Since the functions in both code paths need to always be defined (that means when
executing on the device the functions in the host code path still need to be
defined), their definitions change depending on the template they are used in.
In the host code path, we call the functions host_rand
and host_randn
.
These have different definitions in synapses create templates (which run on
the host) and all other templates (which run on the device):
When used on in host code (in synapses_create_generator.cu
if binomials are
used in conditions for Synapses.connect(...)
calls), host_rand()
and
host_randn
are implemented such that they just return the next random number
buffer from the host side buffer system (see
here)
For all other templates, which run the binomial functions on the device,
host_rand
and host_randn
have a dummy implementation that is never
executed (see
here).
Instead the device side path is executed which uses the curand device API.

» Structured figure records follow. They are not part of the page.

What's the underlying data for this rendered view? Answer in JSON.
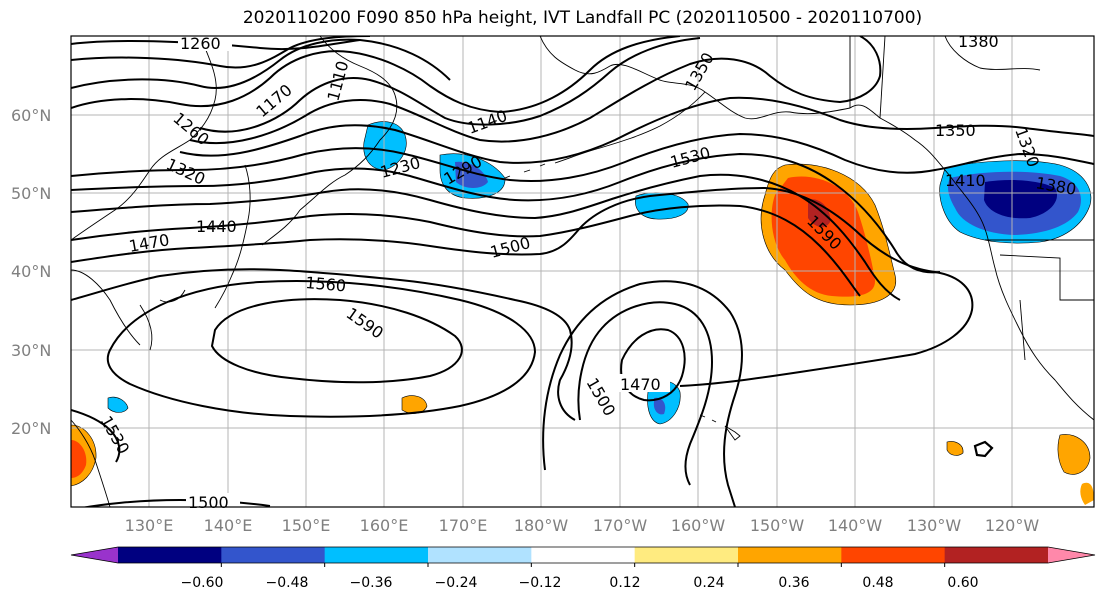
{
  "title": "2020110200 F090 850 hPa height, IVT Landfall PC (2020110500 - 2020110700)",
  "lon_labels": [
    "130°E",
    "140°E",
    "150°E",
    "160°E",
    "170°E",
    "180°W",
    "170°W",
    "160°W",
    "150°W",
    "140°W",
    "130°W",
    "120°W"
  ],
  "lat_labels": [
    "60°N",
    "50°N",
    "40°N",
    "30°N",
    "20°N"
  ],
  "contour_labels": [
    "1260",
    "1260",
    "1170",
    "1110",
    "1140",
    "1350",
    "1380",
    "1350",
    "1320",
    "1320",
    "1230",
    "1290",
    "1530",
    "1410",
    "1380",
    "1440",
    "1470",
    "1500",
    "1590",
    "1560",
    "1590",
    "1470",
    "1500",
    "1530",
    "1500"
  ],
  "colorbar": {
    "ticks": [
      "−0.60",
      "−0.48",
      "−0.36",
      "−0.24",
      "−0.12",
      "0.12",
      "0.24",
      "0.36",
      "0.48",
      "0.60"
    ],
    "colors": [
      "#9933cc",
      "#000080",
      "#3355cc",
      "#00bfff",
      "#b0e2ff",
      "#ffffff",
      "#ffeb80",
      "#ffa500",
      "#ff4500",
      "#b22222",
      "#ff88aa"
    ]
  }
}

- I just copied the binomial implementation from
cpp_standalone
. It could be that one could parallelize the implementation using e.g. dynamic parallelism. - Using a device side buffer system would likely increase performance. In general, I didn't benchmark the implementation and it could be that on-the-fly random number generation with curand device API is much slower than using a buffer. Problem with a buffer is that we don't know the number of random numbers needed before execution. So if we run out of random numbers in the buffer during execution of a binomial function, we would have to find a way to fix that. Either refilling the random numbers using some sort of dynamic parallelism (just call the refill kernel from the binomial kernel) or figuring out what the maximum number of random numbers is that the algorithm would need.
- PROBLEM WITH ATOMIC ADD SITUATION
The RandomNumberBuffer
class takes care of setting the correct seeds (see
here).
It sets two seeds, custom_seed
for the curand host API and custom_seed + 1
for the curand device API. For the device API, we generate one curandState
per thread with a different sequence offset. This is the safest way to
generate random numbers as described in the cuRAND documentation. In each
kernel call the same thread (defined by its threadId
) uses the same
curandState
. These states are all reset when a new seed is set in brian.